Discussions can be graded or ungraded, and instructors can use Speed Grader and rubrics to facilitate grading and feedback.

Why implement?

Asynchronous Student Engagement

Robust discussion assignments encourage students to engage with each other through tasks that encourage them to build consensus, solve a problem, or critique and evaluate an idea or topic. Ungraded discussions can encourage further interaction and assist in developing a learning community.

Formative Assessment

Asking students to share their reasoning may help you to determine their level of understanding of a concept or topic and their communication skills. Regular feedback provides students with the ability to adjust and improve their learning before summative assessments. 
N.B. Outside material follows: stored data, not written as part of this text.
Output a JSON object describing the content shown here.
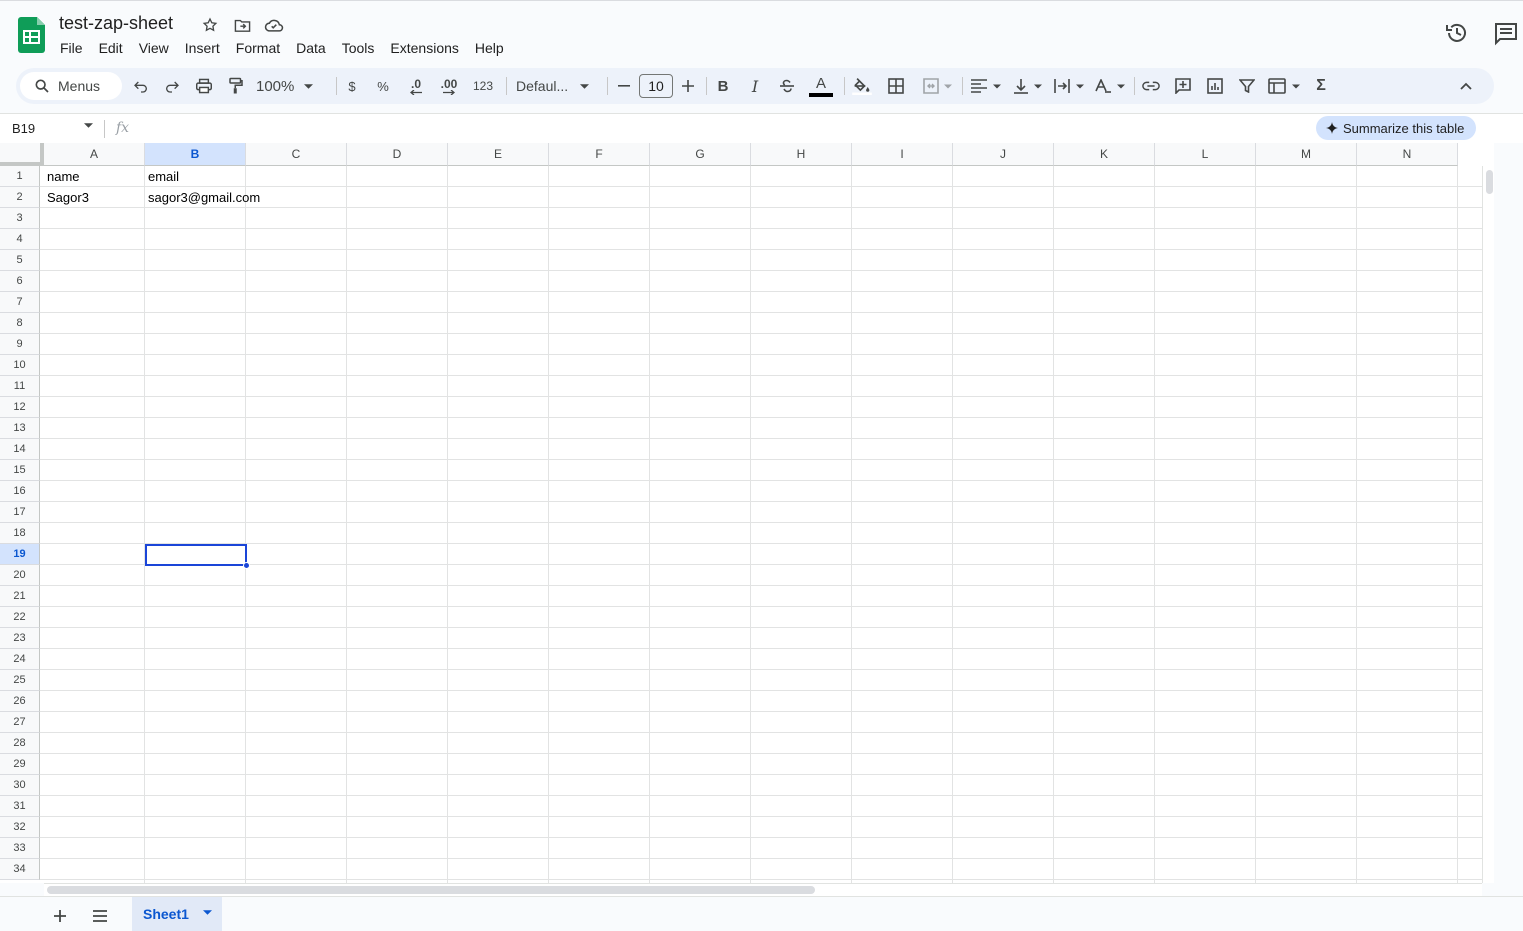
{
  "app": {
    "doc_title": "test-zap-sheet",
    "menus": [
      "File",
      "Edit",
      "View",
      "Insert",
      "Format",
      "Data",
      "Tools",
      "Extensions",
      "Help"
    ]
  },
  "toolbar": {
    "search_label": "Menus",
    "zoom": "100%",
    "currency": "$",
    "percent": "%",
    "dec_decrease": ".0",
    "dec_increase": ".00",
    "number_format": "123",
    "font": "Defaul...",
    "font_size": "10",
    "bold": "B",
    "italic": "I",
    "text_color_letter": "A"
  },
  "formula_bar": {
    "name_box": "B19",
    "fx": "fx",
    "summarize_label": "Summarize this table"
  },
  "grid": {
    "columns": [
      "A",
      "B",
      "C",
      "D",
      "E",
      "F",
      "G",
      "H",
      "I",
      "J",
      "K",
      "L",
      "M",
      "N"
    ],
    "selected_column": "B",
    "selected_row": "19",
    "row_count": 34,
    "cells": {
      "A1": "name",
      "B1": "email",
      "A2": "Sagor3",
      "B2": "sagor3@gmail.com"
    }
  },
  "sheets": {
    "tabs": [
      "Sheet1"
    ],
    "active": "Sheet1"
  },
  "colors": {
    "accent": "#0b57d0",
    "selection": "#1a45d8",
    "header_selected": "#d3e3fd",
    "logo_green": "#0f9d58"
  }
}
Strategies for high enrollment courses

Break large classes into manageable groups of 20-30 and post a weekly feedback/wrap-up announcement with “best of” posts, takeaways for the week, and recommendations for further reading. Sending a class-wide feedback announcement reduces the amount of time spent grading and can be used to expose students to great posts from students they are not in the same group with.

Who’s using it at University of Florida?

Liz Ibarrola and Lance Gravlee, ANT3451: Race and Racism

Students discuss a variety of prompts related to the course topic in small group discussions each week. Students select one of four prompts to respond to, and then engage with students who chose the other prompts. The course begins with a rules of engagement discussion to agree on acceptable etiquette and behavior.